Le speranze oltre la conferenza

La data per la conferenza nazionale non è ancora stata fissata, ma «penso che, simbolicamente, il 10 dicembre del 2005 sarà perfetto», commenta Barbara Perriard. Il ruolo della donna nella politica e nell’economia sarà il nocciolo della questione. Alla preparazione dei lavori partecipano delegate dei sette partiti presenti in parlamento a rappresentanza di tutto lo spettro politico.

Il traguardo va ben oltre quello della discussione e vuole raggiungere il mondo del lavoro: «Degli studi hanno dimostrato che una presenza femminile che supera il 30% degli effettivi, porta ad un positivo cambiamento del clima di lavoro», spiega la Scheidegger-Ogi, auspicando una maggiore presenza delle donne nella vita attiva.

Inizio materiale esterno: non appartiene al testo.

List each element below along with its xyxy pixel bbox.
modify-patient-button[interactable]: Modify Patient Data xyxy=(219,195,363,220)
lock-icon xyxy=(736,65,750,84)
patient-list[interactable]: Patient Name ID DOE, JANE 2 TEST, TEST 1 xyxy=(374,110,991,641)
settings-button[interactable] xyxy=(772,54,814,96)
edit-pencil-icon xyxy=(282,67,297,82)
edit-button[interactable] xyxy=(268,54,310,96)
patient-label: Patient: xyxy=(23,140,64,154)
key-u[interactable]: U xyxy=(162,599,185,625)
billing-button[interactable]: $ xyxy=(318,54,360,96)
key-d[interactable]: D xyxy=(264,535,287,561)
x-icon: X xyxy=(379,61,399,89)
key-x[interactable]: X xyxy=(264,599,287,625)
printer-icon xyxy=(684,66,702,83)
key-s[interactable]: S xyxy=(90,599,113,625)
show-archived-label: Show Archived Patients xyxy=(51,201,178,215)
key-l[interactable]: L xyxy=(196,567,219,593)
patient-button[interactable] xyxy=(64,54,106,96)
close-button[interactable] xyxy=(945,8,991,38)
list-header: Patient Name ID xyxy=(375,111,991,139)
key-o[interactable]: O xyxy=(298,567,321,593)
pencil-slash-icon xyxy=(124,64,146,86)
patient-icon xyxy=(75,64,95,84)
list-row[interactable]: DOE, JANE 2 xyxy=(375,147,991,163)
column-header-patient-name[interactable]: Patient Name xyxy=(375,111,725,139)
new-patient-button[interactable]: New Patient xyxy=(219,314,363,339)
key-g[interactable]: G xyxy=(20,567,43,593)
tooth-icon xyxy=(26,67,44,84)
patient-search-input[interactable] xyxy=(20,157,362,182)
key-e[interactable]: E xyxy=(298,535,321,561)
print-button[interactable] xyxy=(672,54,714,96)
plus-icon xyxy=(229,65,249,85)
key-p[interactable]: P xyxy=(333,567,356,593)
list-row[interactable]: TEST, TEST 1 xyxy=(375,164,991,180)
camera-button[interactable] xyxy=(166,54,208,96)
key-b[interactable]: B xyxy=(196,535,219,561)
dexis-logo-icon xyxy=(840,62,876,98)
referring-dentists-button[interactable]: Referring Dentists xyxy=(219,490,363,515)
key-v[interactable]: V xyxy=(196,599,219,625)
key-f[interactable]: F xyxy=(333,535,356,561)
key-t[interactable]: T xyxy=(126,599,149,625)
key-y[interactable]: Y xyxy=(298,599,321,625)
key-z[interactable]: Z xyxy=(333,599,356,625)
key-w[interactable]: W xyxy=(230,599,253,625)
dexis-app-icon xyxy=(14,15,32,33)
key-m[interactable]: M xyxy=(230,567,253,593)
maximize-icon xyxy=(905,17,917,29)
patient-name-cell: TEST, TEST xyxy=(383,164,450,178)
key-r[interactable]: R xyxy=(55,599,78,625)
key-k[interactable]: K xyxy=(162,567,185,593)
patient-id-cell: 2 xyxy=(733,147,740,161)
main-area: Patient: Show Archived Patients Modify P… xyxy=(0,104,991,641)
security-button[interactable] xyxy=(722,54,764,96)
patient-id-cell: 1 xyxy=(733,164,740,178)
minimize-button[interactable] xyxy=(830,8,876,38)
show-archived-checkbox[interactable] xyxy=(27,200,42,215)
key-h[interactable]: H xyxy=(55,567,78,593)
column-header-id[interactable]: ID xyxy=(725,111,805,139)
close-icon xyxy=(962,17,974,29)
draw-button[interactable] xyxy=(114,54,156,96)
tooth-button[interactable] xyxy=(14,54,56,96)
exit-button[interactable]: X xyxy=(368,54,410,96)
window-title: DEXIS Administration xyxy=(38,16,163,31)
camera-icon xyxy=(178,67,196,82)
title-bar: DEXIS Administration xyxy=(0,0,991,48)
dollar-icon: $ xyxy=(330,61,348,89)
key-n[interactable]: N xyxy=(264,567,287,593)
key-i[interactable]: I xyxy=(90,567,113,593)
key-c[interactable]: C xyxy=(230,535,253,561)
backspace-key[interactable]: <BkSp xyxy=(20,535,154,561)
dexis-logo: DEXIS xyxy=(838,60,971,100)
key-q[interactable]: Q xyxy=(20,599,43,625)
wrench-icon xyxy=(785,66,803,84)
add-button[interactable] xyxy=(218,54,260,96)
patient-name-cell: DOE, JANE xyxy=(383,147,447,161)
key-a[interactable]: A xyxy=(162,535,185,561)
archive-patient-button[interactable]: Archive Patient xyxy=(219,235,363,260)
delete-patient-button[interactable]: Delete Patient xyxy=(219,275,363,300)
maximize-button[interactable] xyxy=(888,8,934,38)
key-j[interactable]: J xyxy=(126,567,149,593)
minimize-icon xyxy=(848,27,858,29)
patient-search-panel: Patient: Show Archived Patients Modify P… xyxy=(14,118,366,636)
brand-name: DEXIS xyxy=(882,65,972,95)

Ma la politologa bernese Regula Stämpfli ammonisce le organizzatrici: bisogna creare una rete di attività che non si limiti ad un solo incontro. Per ottenere dei risultati non basterà dunque una conferenza, «ci vuole un movimento femminile ben organizzato che non abbia paura di toccare i temi scottanti, anche la pornografia, il sessismo nella pubblicità o il rispetto dell’integrità fisica di donne e bambini».

E per mantenere alto l’interesse per tutte le questioni che riguardano la condizione femminile, conclude la politologa interpellata dalla Radio della Svizzera tedesca, è necessario abbandonare il buonismo materno e imparare l’arte dalle organizzazioni non governative che riescono a farsi sentire, portando avanti con successo le loro richieste.

swissinfo

Cinque conferenze hanno segnato il movimento femminista svizzero.

1896: le pioniere si sono riunite la prima volta a Ginevra per il «Congresso per gli interessi della donna». Le rivendicazioni: la formazione e il lavoro.

1921: la questione del diritto al lavoro e del diritto di voto e di eleggibilità hanno dominato il secondo congresso. L’uguaglianza politica era stata riconosciuta da alcuni paesi in Europa dopo la Prima Guerra mondiale. Sul piano federale le donne dovranno attendere fino al 1971.

1946: per la prima volta erano rappresentate le contadine, le donne socialiste e quelle cattoliche. L’accento è stato messo su questioni globali come la pace e la coesione nazionale.

1975: quarto congresso nell’ anno internazionale della donna. Le partecipanti hanno lanciato un’iniziativa per l’uguaglianza di diritti, principio iscritto nella Costituzione federale nel 1981. Altra rivendicazione del congresso: la creazione di un organismo federale incaricato delle questioni femminili, concretizzata solo nel 1988.

1996: si adottano 75 risoluzioni in particolare per chiedere la creazione dell’assicurazione maternità, la flessibilità dell’età di pensionamento senza riduzione delle rendite e una più equa ripartizione del lavoro.